Whelk is an OWL reasoner based on the algorithm implemented in ELK, as described in The Incredible ELK.
Whelk is implemented as an immutable functional data structure, so that each time axioms are added, a new reasoner state is created. References to the previous state remain unchanged. This allows Whelk to answer queries concurrently, and also allows rapid classification of multiple datasets which build upon the same ontology Tbox, which can be classified ahead of time and stored. However, for basic classification of a single ontology, Whelk is much slower than ELK.
In addition to OWL EL classification, Whelk provides OWL RL and a subset of SWRL for reasoning on individuals.
Whelk is based on ELK, and ELK is much faster at classifying an ontology. Some reasons to use Whelk include:
- object property assertion materialization
- SWRL rules (class and object property atoms)
- OWL RL features for Abox
- some classification for unions in superclass position (e.g., infer least common subsumer of operands)
- Example:
C SubClassOf B D SubClassOf B E EquivalentTo C or D then E SubClassOf B
- this feature is useful, but not guaranteed to be complete
- Example:
- extended support for Self restrictions, supporting rolification
- in application code, submitting many DL queries programmatically (Whelk is much faster at this)

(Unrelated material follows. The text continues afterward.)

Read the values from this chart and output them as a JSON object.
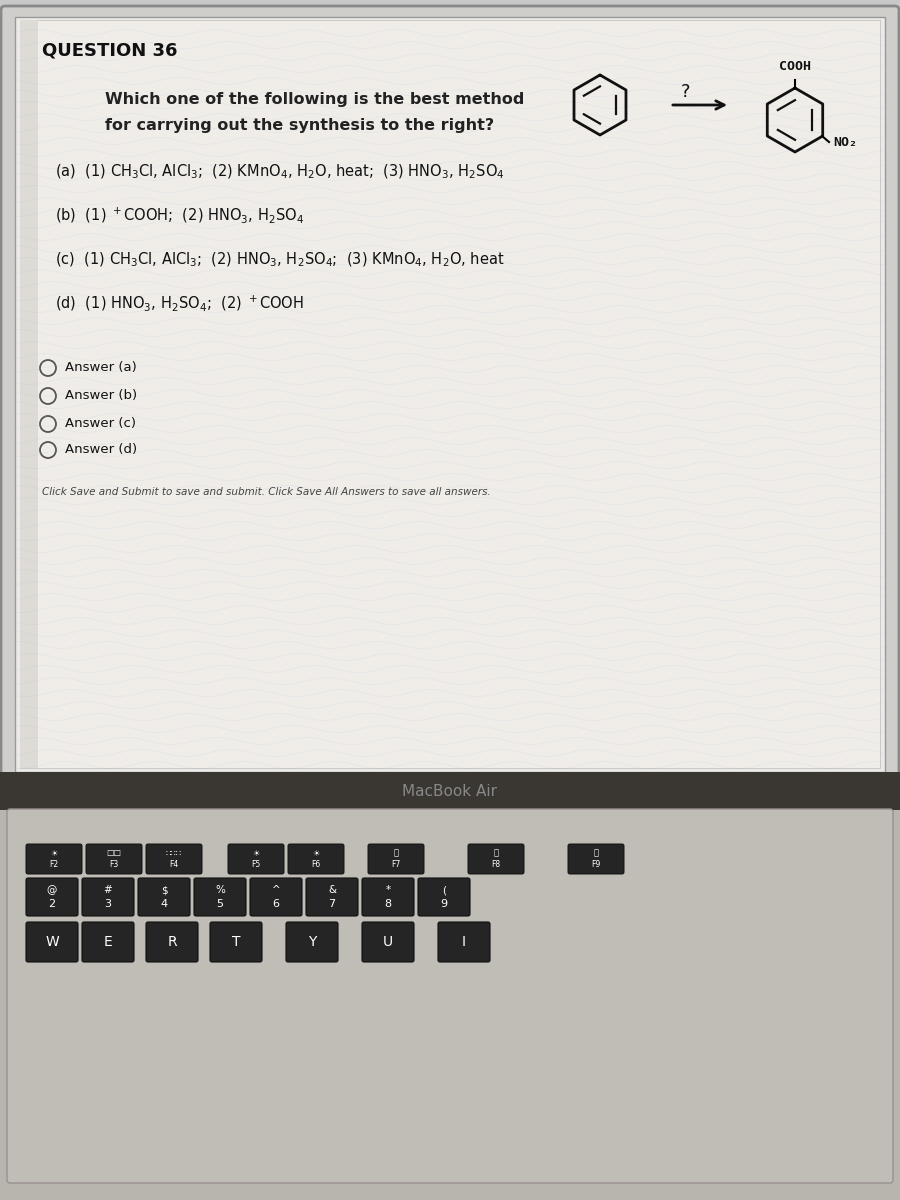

- in application code, performing many DL queries in parallel, non-blocking
- in application code, storing a reasoning state (e.g., Tbox classification) and simultaneously extending it with multiple independent new axiom sets (e.g., Aboxes); or, quickly rolling back to a previous, saved reasoning state
Whelk is under development. It works, but its Scala API is in flux. A basic implementation of the OWL API OWLReasoner interface is included, but to make use of its immutability features, Whelk is best used from Scala.